As San Francisco prepared to honor Mays with a game at Rickwood Field, Melvin relayed that story to his players. That made their only big offensive outburst of a 6-5 loss to the St. Louis Cardinals stand out. 

The Giants fell behind early but tied it up in the third when Heliot Ramos hit a three-run homer to right. It was certainly noticed in the dugout that in a ballpark where Mays played as a teenager, the Giants' center fielder rode the elements and hit a homer to right. 

"Ramos took that to heart and did it today," right fielder Mike Yastrzemski said. "I think that was Willie speaking through him."

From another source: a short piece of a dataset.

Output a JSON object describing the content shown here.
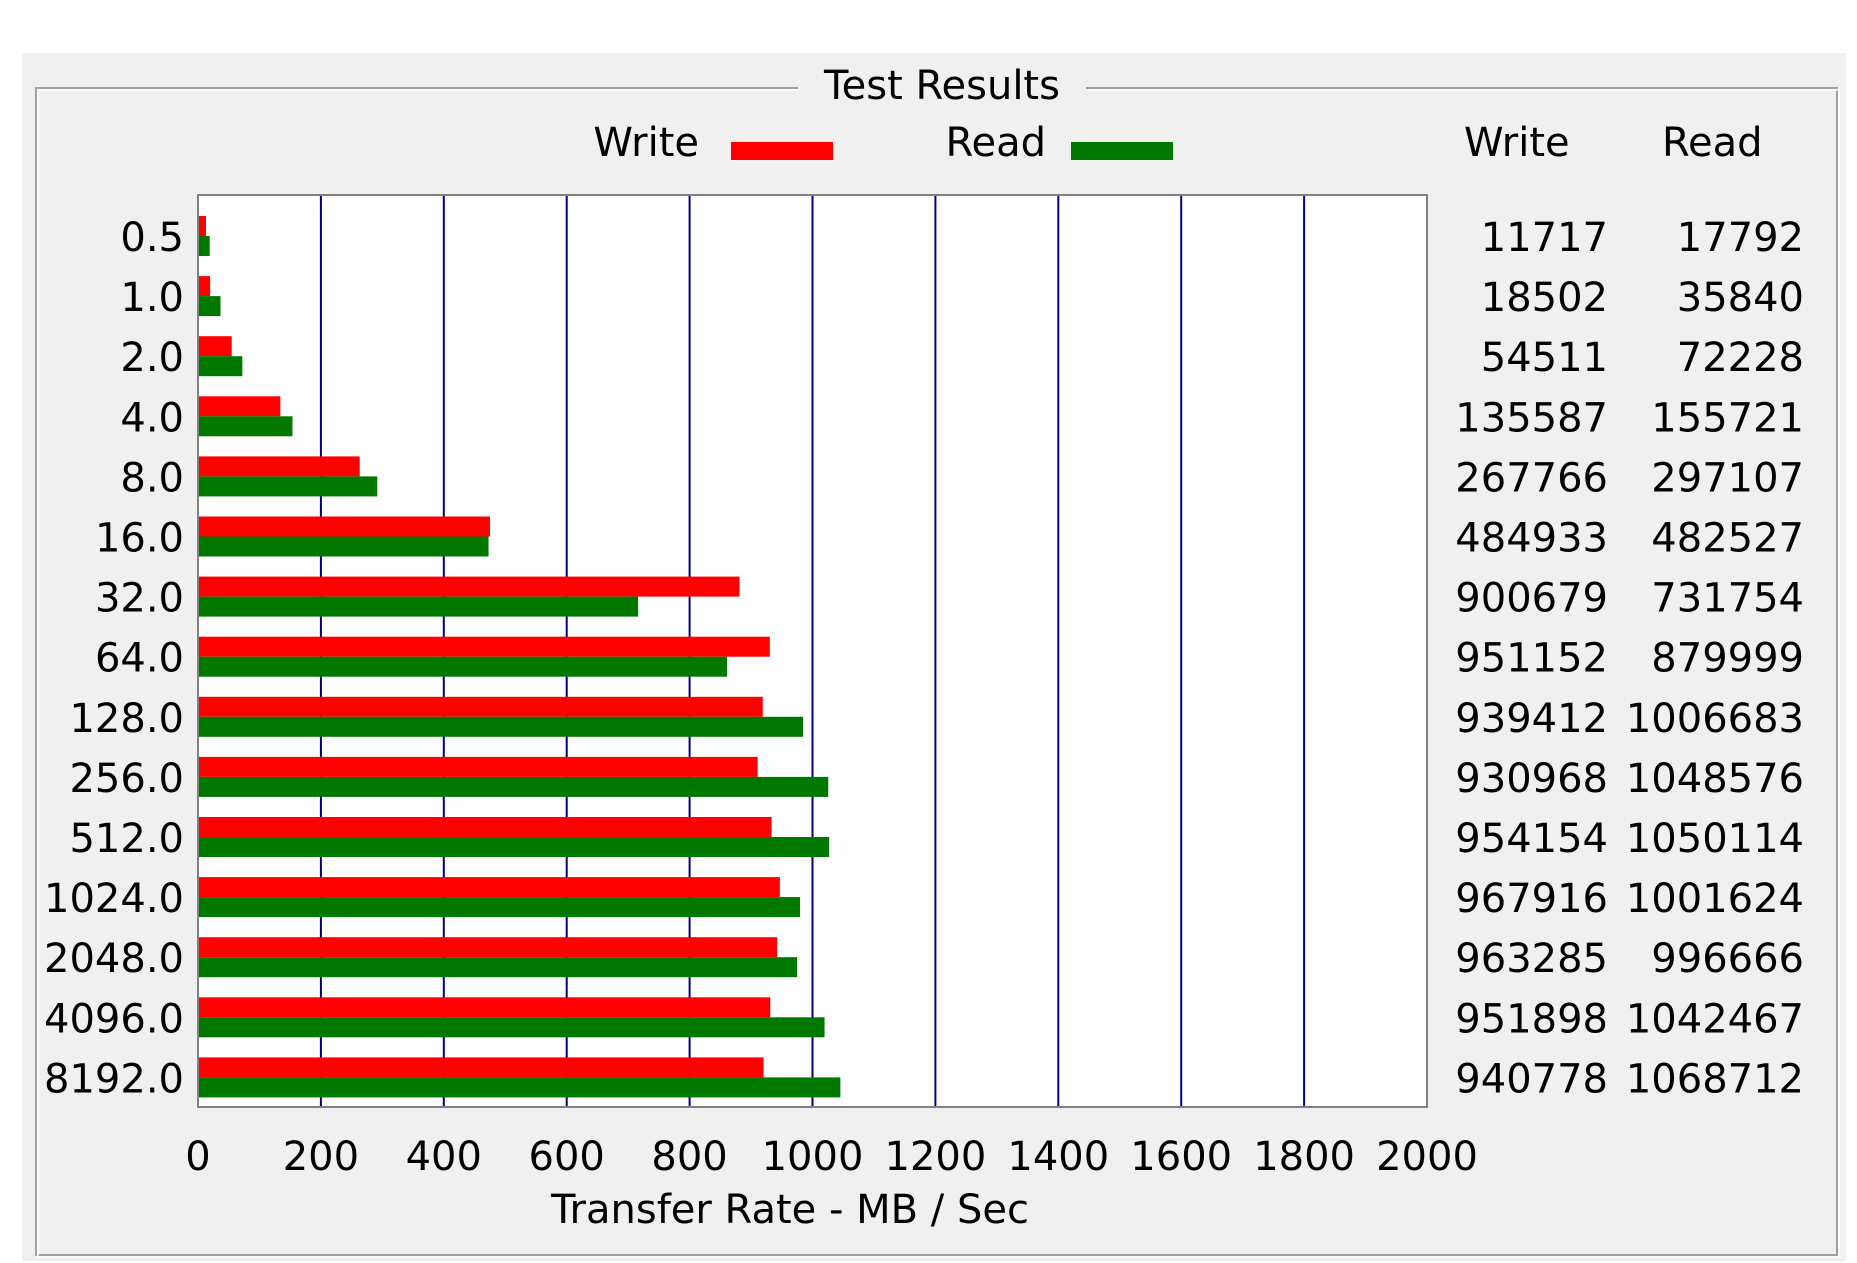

The blast was the 10th of the year for Ramos, who is the first Giant to reach double-digits even though he didn't make his season debut until May 8. He has driven in 35 runs in 39 games, a team-carrying stretch that has led Melvin to run out of superlatives. On Thursday, two days after San Francisco received the news that Mays had passed away at the age of 93, Melvin couldn't help but think of one of his childhood idols as he watched Ramos. 

"Any time you play center field for the San Francisco Giants you think about Willie Mays, and that's the kind of stuff that he does," Melvin said of Ramos. "We're down three and all of a sudden we're tied up with one swing of the bat. He's been doing that for a while now."

Many of Ramos' homers have been no-doubters, but when the breaking ball left his bat Thursday, he thought it was just a flyout to right. Ramos has shown to have the kind of power that allows balls to keep carrying and carrying, and on a clear 90-degree night in Birmingham, Rickwood Field seemed to play a bit small. 

"I saw it and thought I at least got the runners to second and third and we have a chance to score," Ramos said. "The ball went out and I was like, 'I'll take that, for sure.'"

The homer gave the Giants a fresh start, but they couldn't capitalize. Too often recently it's been Ramos-or-Bust, and that was the case against the Cardinals. They scored just one run after loading the bases in sixth and left two on in the ninth. 

Their hottest player came away with a memory to last a lifetime, though, and he said he got goosebumps while soaking up the history at Rickwood Field. 

"It was a super-special day," Ramos said. "I wish we won the game, but it is what it is."